Mohamed Eid, MD, MPH, MHA: EMPRISE Data at AHA 2019

NOVEMBER 16, 2019
Kevin Kunzmann
This week at the American Heart Association (AHA) 2019 Scientific Sessions in Philadelphia, Boehringer Ingelheim (BI) will share new data from the EMPRISE study—a database comparative assessment of empagliflozin (Jardiance) versus DDP4 inhibitor therapies in real-world patients with and without type 2 diabetes.

The findings, as Mohamed Eid, MD, MPH, MHA, suggested to MD Magazine®, complement the pivotal findings of EMPA-REG in a clinical setting, and add context to the SGLT-2 inhibitor therapies’ effect on comprehensive patient care, relative to its competitors.

In an interview with MD Mag while at AHA, Eid, vice president of Clinical Development & Medical Affairs, Cardiometabolism & Respiratory Medicine for BI USA, explained the focus of the EMPRISE study, and its implications in the field.



MD Mag: What were the findings of the new EMPRISE data being presented at AHA 2019?

Eid: The EMPRISE data is one that actually comes from a significant US claims database, as well as a Medicare database in the US. It actually describes, very widely, a significant number of people with cardiometabolic conditions that actually live with these conditions every day.

The aim of the EMPRISE dataset is to really try to replicate or validate the results we have seen in controlled, clinical trials in the landmark EMPA-REG study. It actually showed that empagliflozin (Jardiance) not only can improve diabetes outcomes, but also it could improve the outcomes of cardiovascular death in people with type 2 diabetes and established cardiovascular disease.

So, it's very important for us to try and see how and to what extent the effects we have seen in the clinical settings are ones that actually can translate into routine practice. And that's the whole idea of the EMPRISE database.

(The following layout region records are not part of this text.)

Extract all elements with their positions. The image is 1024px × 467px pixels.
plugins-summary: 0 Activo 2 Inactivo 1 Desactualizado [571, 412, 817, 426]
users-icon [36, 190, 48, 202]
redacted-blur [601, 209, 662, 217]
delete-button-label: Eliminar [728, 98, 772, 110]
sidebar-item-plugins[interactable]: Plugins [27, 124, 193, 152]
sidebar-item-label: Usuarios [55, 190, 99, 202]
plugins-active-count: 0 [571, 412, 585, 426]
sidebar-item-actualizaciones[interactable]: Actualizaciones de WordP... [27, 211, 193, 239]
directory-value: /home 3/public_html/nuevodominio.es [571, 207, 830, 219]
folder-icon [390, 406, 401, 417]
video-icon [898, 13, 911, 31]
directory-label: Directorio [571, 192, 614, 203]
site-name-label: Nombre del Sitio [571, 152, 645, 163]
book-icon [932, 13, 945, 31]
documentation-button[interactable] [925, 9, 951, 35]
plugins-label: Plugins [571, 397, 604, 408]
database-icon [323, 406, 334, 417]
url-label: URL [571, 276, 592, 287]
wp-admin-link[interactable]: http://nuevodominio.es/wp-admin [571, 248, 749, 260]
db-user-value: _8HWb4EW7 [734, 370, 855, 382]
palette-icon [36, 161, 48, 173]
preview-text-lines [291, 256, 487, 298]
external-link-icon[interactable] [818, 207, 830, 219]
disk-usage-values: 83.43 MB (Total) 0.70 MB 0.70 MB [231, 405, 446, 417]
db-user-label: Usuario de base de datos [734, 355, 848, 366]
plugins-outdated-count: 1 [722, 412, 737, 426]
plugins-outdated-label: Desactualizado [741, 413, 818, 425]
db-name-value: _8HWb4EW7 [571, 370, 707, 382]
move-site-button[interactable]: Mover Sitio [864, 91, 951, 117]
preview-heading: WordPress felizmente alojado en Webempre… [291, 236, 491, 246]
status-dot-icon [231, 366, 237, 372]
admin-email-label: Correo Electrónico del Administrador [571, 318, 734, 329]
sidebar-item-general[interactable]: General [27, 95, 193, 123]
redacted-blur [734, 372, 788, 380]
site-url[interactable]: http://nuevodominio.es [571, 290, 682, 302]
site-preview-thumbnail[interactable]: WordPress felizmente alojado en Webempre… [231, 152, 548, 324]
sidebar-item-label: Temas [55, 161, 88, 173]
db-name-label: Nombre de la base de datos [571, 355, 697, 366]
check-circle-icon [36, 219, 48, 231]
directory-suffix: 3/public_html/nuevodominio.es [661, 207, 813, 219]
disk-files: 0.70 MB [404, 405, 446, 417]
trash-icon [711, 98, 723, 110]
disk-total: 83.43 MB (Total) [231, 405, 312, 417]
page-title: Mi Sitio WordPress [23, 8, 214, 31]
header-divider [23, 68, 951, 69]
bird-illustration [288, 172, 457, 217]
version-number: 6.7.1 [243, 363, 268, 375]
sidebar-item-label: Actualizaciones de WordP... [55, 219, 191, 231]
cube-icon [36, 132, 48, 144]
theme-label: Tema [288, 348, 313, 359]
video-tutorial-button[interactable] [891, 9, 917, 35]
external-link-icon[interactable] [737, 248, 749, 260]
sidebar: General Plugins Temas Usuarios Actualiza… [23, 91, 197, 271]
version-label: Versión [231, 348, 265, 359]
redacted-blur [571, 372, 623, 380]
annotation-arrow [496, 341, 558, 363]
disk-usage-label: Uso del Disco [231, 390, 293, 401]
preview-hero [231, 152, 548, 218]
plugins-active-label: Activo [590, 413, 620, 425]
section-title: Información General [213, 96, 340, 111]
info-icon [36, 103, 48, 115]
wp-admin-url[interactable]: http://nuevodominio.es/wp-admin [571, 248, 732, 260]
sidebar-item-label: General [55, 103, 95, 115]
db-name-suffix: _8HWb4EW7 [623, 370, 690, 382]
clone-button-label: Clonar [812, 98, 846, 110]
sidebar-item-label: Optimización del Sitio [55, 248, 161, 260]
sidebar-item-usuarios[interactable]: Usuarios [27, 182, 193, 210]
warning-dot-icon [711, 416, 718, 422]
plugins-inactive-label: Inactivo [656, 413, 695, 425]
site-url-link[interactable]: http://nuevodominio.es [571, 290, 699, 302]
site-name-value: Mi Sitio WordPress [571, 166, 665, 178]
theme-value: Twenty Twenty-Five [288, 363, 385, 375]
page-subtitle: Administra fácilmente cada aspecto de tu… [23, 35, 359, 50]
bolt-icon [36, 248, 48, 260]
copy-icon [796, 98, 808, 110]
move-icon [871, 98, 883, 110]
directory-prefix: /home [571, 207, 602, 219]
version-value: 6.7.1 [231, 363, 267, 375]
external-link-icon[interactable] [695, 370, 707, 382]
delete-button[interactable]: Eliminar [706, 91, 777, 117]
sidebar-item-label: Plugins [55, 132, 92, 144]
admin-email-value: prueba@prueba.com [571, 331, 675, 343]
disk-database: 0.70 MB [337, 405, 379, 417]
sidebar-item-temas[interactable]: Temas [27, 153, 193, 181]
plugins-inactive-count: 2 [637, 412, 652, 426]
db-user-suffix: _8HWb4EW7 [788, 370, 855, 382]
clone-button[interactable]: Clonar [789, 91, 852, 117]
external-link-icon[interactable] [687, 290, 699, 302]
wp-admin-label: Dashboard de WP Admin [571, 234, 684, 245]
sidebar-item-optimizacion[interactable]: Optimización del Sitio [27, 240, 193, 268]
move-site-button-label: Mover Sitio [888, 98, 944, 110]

It's a very large, observational study that will include over 150,000 records from those database sources.

We'll be looking at 2 main areas of interest. One is to look at the clinical outcomes that will describe the effects of empagliflozin compared to other medications that actually are being treated to help improve outcomes or conditions such as diabetes, such as DPP-4 inhibitors.

Also, it will compare Jardiance to the other medication class, GLP-1 receptor agonists. The comparisons here will be real-world, so they will actually integrate all data from all sources. But we'll look at 2 main domains. One is clinical outcomes, and another is the healthcare utilization—to what extent does clinical outcomes actually have impact on what we consider as healthcare resources such as hospitalization, emergency room visits, length of stay in the hospital, doctors visits, and so on.

At the same time, we also want to look at the total cost of care—not only to replicate the clinical outcomes and look at the healthcare utilization. We could plug this into some modeling to give us a sense of what impact this might have in terms of healthcare budget and costs.

MD Mag: What is the significance of comparing the three heart failure drug classes in real-world patients?

Eid: Of course, as you know, there are many options now, as we are pleased to see, for type 2 diabetes that physicians can choose from to try to customize therapy. Jardiance is the most commonly prescribed SGLT-2 inhibitor in the US, and it's important to us to understand how it fares against some of the other widely used medications.

The DPP-4 inhibitor class is the one that is also very widely used to treat type 2 diabetes, even though the effects on cardiovascular outcomes has been shown to be safe. But the studies have not really shown the impact that Jardiance has seen in a controlled setting, even though there were no direct head-to-head comparison studies.

So, it's important that we have a bit of a parallel to understand how Jardiance could actually perform in the clinical setting, compared to one of the other widely-used clinical classes.

In terms of the GLP-1 receptor agonist class, it's also one that has been more widely used, but one that shows some benefit in cardiovascular outcomes in people with type 2 diabetes as well. And it's important for us to, again, see how they fare in the clinical setting, where you have many other factors that perhaps didn't play a role in the controlled, clinical trial environment.